A partial output of the list-sources
command on the Git Hammer
repository looks like this:
S: githammer/dbtypes.py
S: githammer/frequency.py
S: githammer/hammer.py
T: tests/__init__.py
T: tests/check_regression.py
T: tests/hammer_test.py
T: tests/test_init.py
|--- def test_plain_init_does_not_create_database(self):
|--- def test_update_fails_when_database_not_created(self):
Source files are marked with S
, test files with T
, and after
each test file, its test lines are printed indented with |---
.
Multi-Repository Projects
Sometimes, a team works on multiple repositories that all still belong to the same project. For instance, a piece of functionality may be better to split off into a library in an independent repository. Git Hammer supports such projects by not limiting the project data to a single repository.
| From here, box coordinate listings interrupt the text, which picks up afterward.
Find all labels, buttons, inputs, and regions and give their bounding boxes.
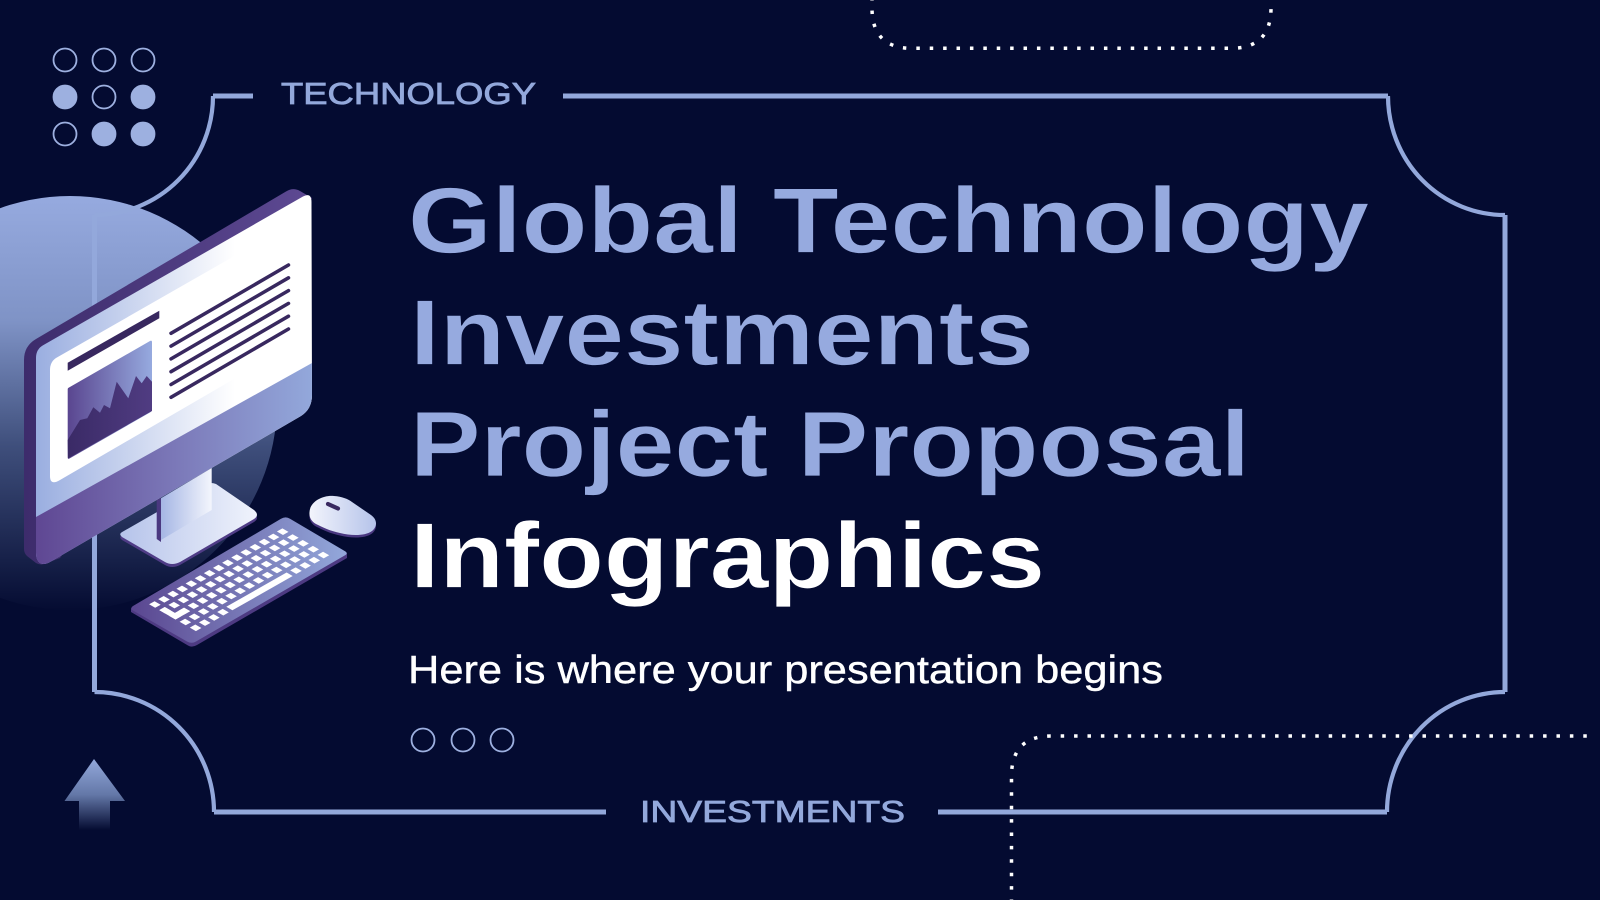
title: Investments [410, 280, 1034, 384]
three outline circles [412, 728, 514, 752]
screen title bar [68, 311, 159, 371]
monitor back [24, 189, 312, 564]
label: TECHNOLOGY: TECHNOLOGY [281, 76, 536, 111]
subtitle: Here is where your presentation begins [408, 649, 1163, 692]
dot grid icon [54, 48, 154, 146]
title: Infographics [410, 504, 1045, 608]
screen text lines [171, 265, 288, 397]
screen panel [50, 221, 302, 482]
dotted line: top [872, 0, 1271, 48]
monitor stand neck [157, 468, 212, 542]
decorative frame [94, 96, 1505, 812]
dotted line: bottom right [1012, 736, 1592, 900]
gradient circle behind monitor [0, 196, 277, 610]
title: Global Technology [408, 169, 1369, 273]
icon: up arrow [64, 759, 125, 830]
screen area chart [68, 341, 152, 459]
monitor stand base [120, 483, 257, 567]
title: Project Proposal [410, 392, 1250, 496]
label: INVESTMENTS: INVESTMENTS [640, 794, 905, 829]
keyboard [131, 517, 347, 647]
monitor front [36, 195, 312, 564]
illustration: desktop computer [24, 185, 376, 647]
keyboard keys [149, 528, 329, 631]
title [408, 169, 1369, 607]
mouse [309, 496, 376, 538]
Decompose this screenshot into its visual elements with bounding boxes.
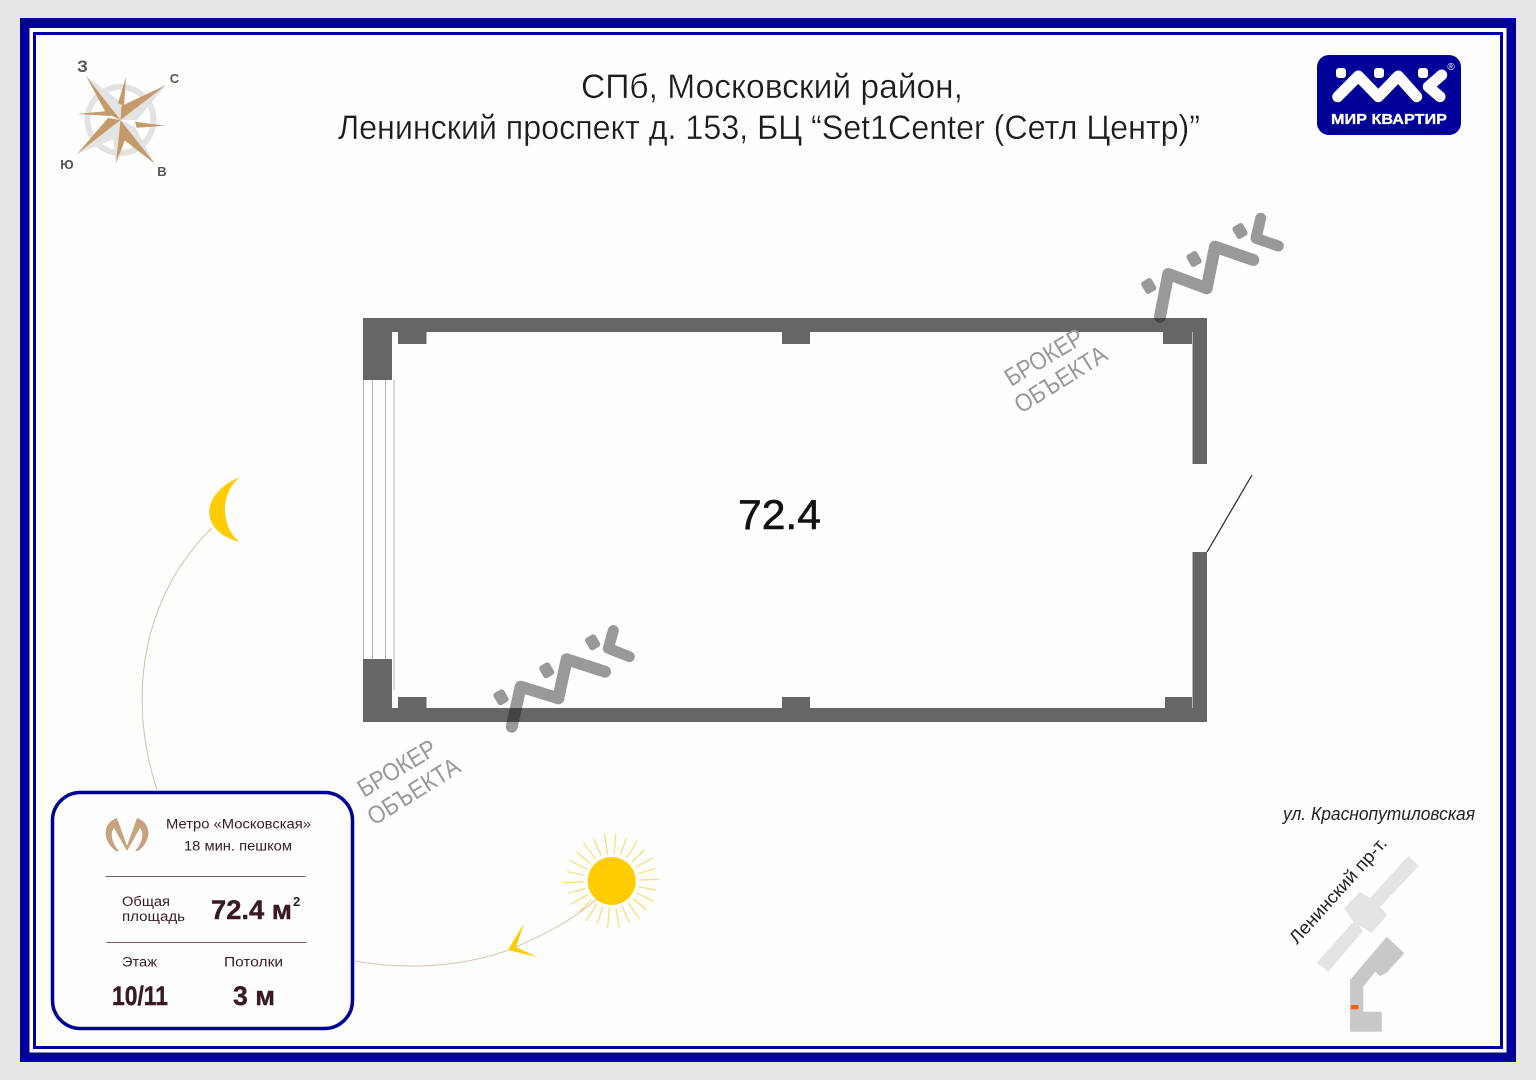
street label: ул. Краснопутиловская [1281, 804, 1475, 824]
window [364, 380, 394, 690]
sun path arc [142, 528, 597, 966]
logo: Мир Квартир: МИР КВАРТИР [1331, 111, 1447, 128]
logo: Мир Квартир: ® [1447, 62, 1455, 73]
watermark: lower logo [492, 631, 629, 727]
floor and ceiling: Этаж [122, 954, 157, 970]
avenue label: Ленинский пр-т. [1285, 833, 1391, 948]
icon: compass rose: З [77, 57, 88, 76]
metro text [166, 816, 311, 854]
total area: площадь [122, 909, 185, 924]
total area: Общая [122, 894, 170, 909]
total area: 2 [293, 894, 300, 909]
floor and ceiling: 3 м [233, 981, 275, 1011]
road shape [1317, 856, 1419, 972]
watermark: lower caption: БРОКЕР [353, 734, 442, 803]
title: Ленинский проспект д. 153, БЦ “Set1Center (Сетл Центр)” [338, 109, 1200, 147]
title: СПб, Московский район, [581, 68, 963, 106]
location map [1281, 804, 1475, 1032]
icon: compass rose [60, 57, 180, 179]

To add another repository to an existing project, just use
add-repository
:
python -m githammer add-repository baffle ~/projects/baffle-common
This will process the new repository, adding it to the project
database. After this, any summary information will include
data from all repositories of the project. Like init-project
,
add-repository
also accepts the --configuration
and
--earliest-commit-date
options with the same semantics for
the added repository.
Database Migrations
If you update Git Hammer, it is possible that the database schema is updated in the new version. This means that you will need to migrate any existing databases to the latest version. Migration is performed by running
HAMMER_DATABASE_URL=<URL of database to migrate> alembic upgrade head
(If you haven't installed Git Hammer with pip
, run this command
in the project directory and add PYTHONPATH=.
at the beginning.)
It is safe to run this even if the database schema has not changed in the update, so there is no need to try and figure that out before running the migration.
License
Git Hammer is licensed under the Apache Software License, version 2.0. See the LICENSE file for precise license terms and conditions.